Search code examples
algorithmtrend

Real-time trending algorithm


I'm developing a system that has to return the most trending 'articles' in real time based on the no. of hits that article has.

My first thought was storing for each article the no. of hits vs. time. Then I would normalize this function, and calculate its first derivative which will return the growth rate. Then with the second derivative I'd be able to know how much it's growing and if it reaches a certain threshold -> tag it as trending.

The problem is: I can do that "offline" for example at the end of the day, but I don't know how to do it continously...

I know that there exist such things as Storm but I'm looking for something as specific as this (a written algorithm in pseudocode or an article approaching this problem and not the generic one).


Solution

  • A simple way to keep track of the hottest articles would be to use an LRU-cache. This efficiently keeps track of its most recently accessed elements. Frequent accesses will keep hot articles in the LRU while infrequently accessed articles drop out. You could modify the LRU to keep track of the number of hits an article has received if you want to refine the ranking.

    Sure, there are more complicated approaches, but this is easy to implement, has nice computational properties, and will likely provide a similar response.

    You could also try using a circular buffer for each article. Once the buffer fills, each access to the article can be used to update a variable indicating the oldest hit on the article. Since you know the newest and oldest hit, you can estimate the hits per time unit.

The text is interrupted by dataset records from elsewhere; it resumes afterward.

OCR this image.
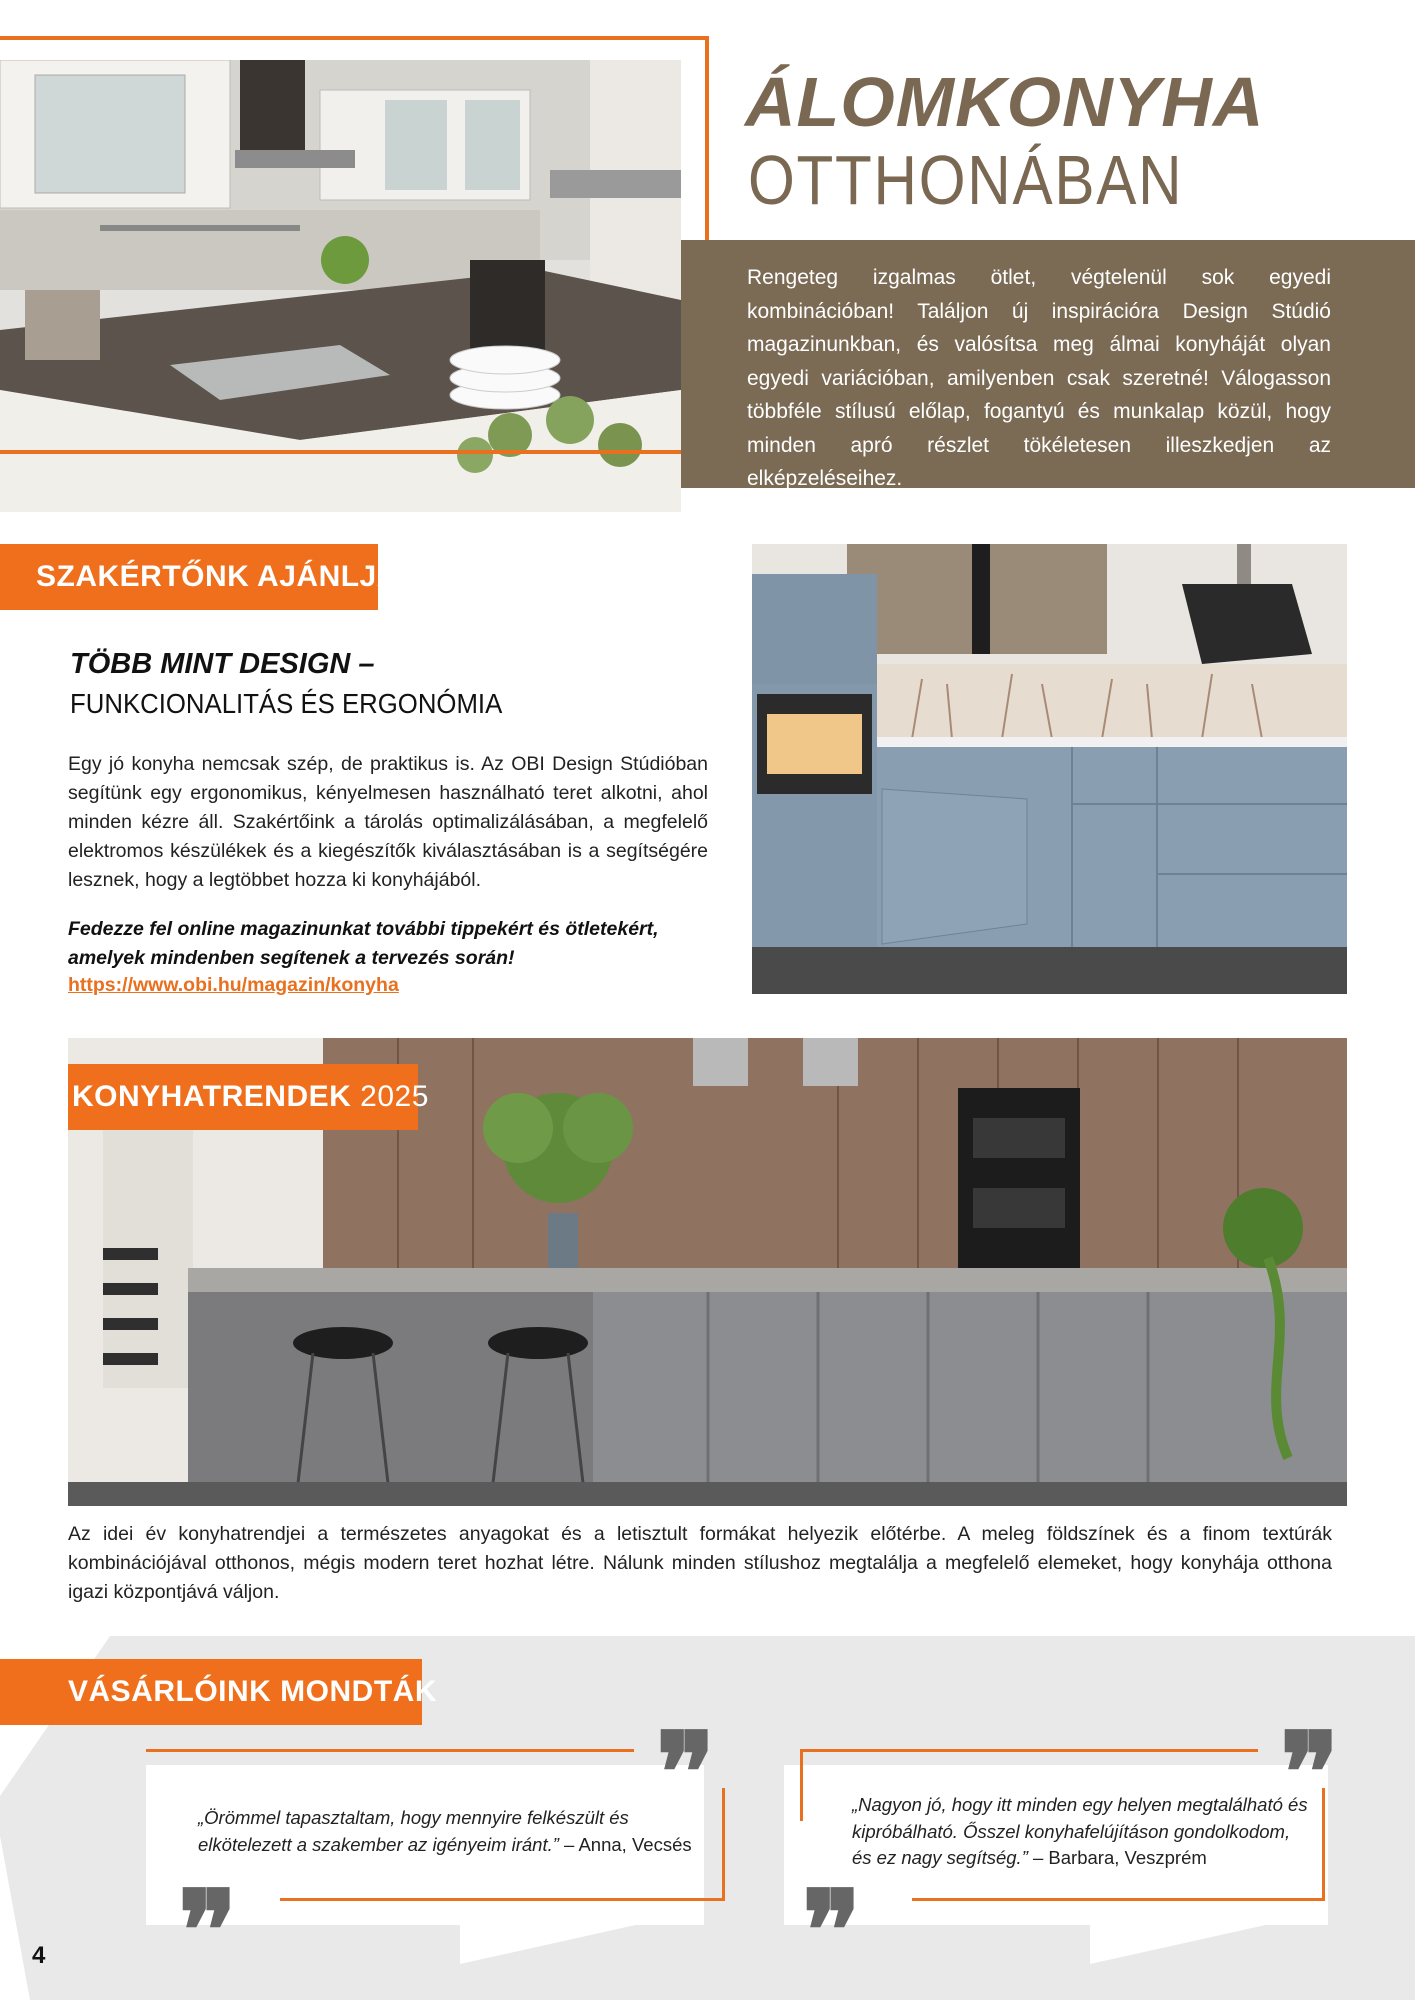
ÁLOMKONYHA
OTTHONÁBAN

Rengeteg izgalmas ötlet, végtelenül sok egyedi kombinációban! Találjon új inspirációra Design Stúdió magazinunkban, és valósítsa meg álmai konyháját olyan egyedi variációban, amilyenben csak szeretné! Válogasson többféle stílusú előlap, fogantyú és munkalap közül, hogy minden apró részlet tökéletesen illeszkedjen az elképzeléseihez.

SZAKÉRTŐNK AJÁNLJA:
TÖBB MINT DESIGN –
FUNKCIONALITÁS ÉS ERGONÓMIA

Egy jó konyha nemcsak szép, de praktikus is. Az OBI Design Stúdióban segítünk egy ergonomikus, kényelmesen használható teret alkotni, ahol minden kézre áll. Szakértőink a tárolás optimalizálásában, a megfelelő elektromos készülékek és a kiegészítők kiválasztásában is a segítségére lesznek, hogy a legtöbbet hozza ki konyhájából.

Fedezze fel online magazinunkat további tippekért és ötletekért, amelyek mindenben segítenek a tervezés során!

https://www.obi.hu/magazin/konyha
KONYHATRENDEK 2025

Az idei év konyhatrendjei a természetes anyagokat és a letisztult formákat helyezik előtérbe. A meleg földszínek és a finom textúrák kombinációjával otthonos, mégis modern teret hozhat létre. Nálunk minden stílushoz megtalálja a megfelelő elemeket, hogy konyhája otthona igazi központjává váljon.

VÁSÁRLÓINK MONDTÁK
❞
❞

„Örömmel tapasztaltam, hogy mennyire felkészült és elkötelezett a szakember az igényeim iránt.” – Anna, Vecsés

❞
❞

„Nagyon jó, hogy itt minden egy helyen megtalálható és kipróbálható. Ősszel konyhafelújításon gondolkodom, és ez nagy segítség.” – Barbara, Veszprém

4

Downside: lots of memory usage, inexact statistics for frequently-accessed articles.

    Similarly, you could associate each article with a linked list containing <Time,Count> pairs. Every time a hit happens, add to the count at the top of the linked list if less than a second (or what have you) has passed since Time. If too much time has passed, add a new pair at the front of the list. You can then treat the linked list as a data series for calculating derivatives. Curtail elements which are too old when you walk the list.